Plans to decolonise the curriculum, which have been earmarked for implementation between 2020 and 2030, include:
• The introduction of Kiswahili as an optional language for study after school hours;
• The introduction of indigenous knowledge systems and practices;
• Extending the policy of teaching pupils in their mother tongue from grades 1 to 3 to grades 4 to 6; and
• Making history compulsory at schools.
He said issues up for discussion on English literature included whether the emphasis on Shakespeare should continue at schools. “For how long will we continue using the drama that comes from England when you do have dramatic works by local writers?”
There could also be the option of allowing schools to continue studying Shakespeare’s plays as well as a choice of studying a play by a local writer or a writer from Africa. “We haven’t taken any decision but these are up for discussion that have to be considered in the future.”
Language remains central to any shifts in the basic education curriculum. Govender told Parliament that teaching learners in their mother tongue was important, adding: “The [department of basic education] is approaching it responsibly where pilots are underway and material is being tested.
“The workload of teachers, the problems in rural schools and the inadequate teacher-pupil ratio is acknowledged.”
Zola Wababa, director of the University of Fort Hare-based isi-Xhosa national lexicography unit, said any move to decolonise the curriculum had to include the promotion of indigenous African languages as mediums of instruction.
Nomalungelo Gina, chairperson of Parliament’s education portfolio committee, welcomed the idea of introducing mother-tongue instruction in grades 4 to 6 and the first step was to make sure that the incremental introduction of African languages at schools was achieved.
“For example, we don’t have enough teachers for Venda and Xitsonga. Let’s first introduce African languages incrementally.”
Naledi Mbude, director of the language in education policy unit in the Eastern Cape education department, agreed, saying: “Currently, we have a curriculum that is based primarily on a Eurocentric model. Even the language used in the teaching of that curriculum is mainly English, which is not spoken by the majority.”
Wababa, who was a member of the research group responsible for drawing up the incremental introduction of African languages strategy that is being rolled out at schools, said the current curriculum was “too Westernised. We need to blend it with African thoughts of doing things.”
He cited as examples “knowledge of some of the herbs we use to cure diseases as well as the kind of food we eat as Africans to neutralise diabetes”.

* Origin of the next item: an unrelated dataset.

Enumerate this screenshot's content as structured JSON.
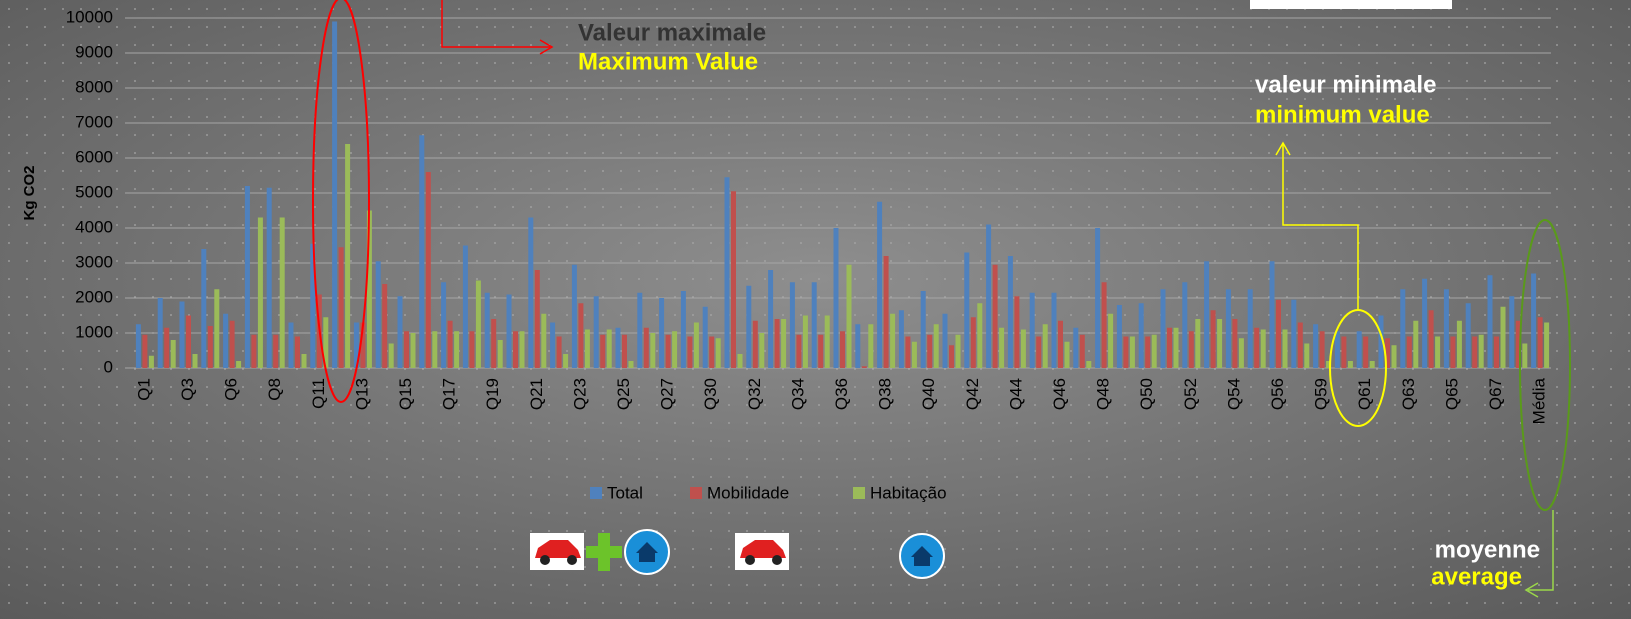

“Children should also learn about African beliefs and cultures such as a cow being slaughtered to accompany the soul of a person who dies. Children should be allowed to debate about African and Western beliefs.”
The Democratic Alliance’s spokesperson on education, Gavin Davis, suggested that the curriculum should be distinctly South African, reflecting the country’s “rich experience and diversity”.
“The department has not made it clear at this stage precisely what decolonisation of the CAPS curriculum entails,” he said. “Once we have this clarity, we will be in a position to express a view on the department’s plans.”
Davis also welcomed the idea of indigenous knowledge systems and practices being taught alongside other types of knowledge systems. “It is important for learners to emerge from school with a full and rounded knowledge of the world around them.”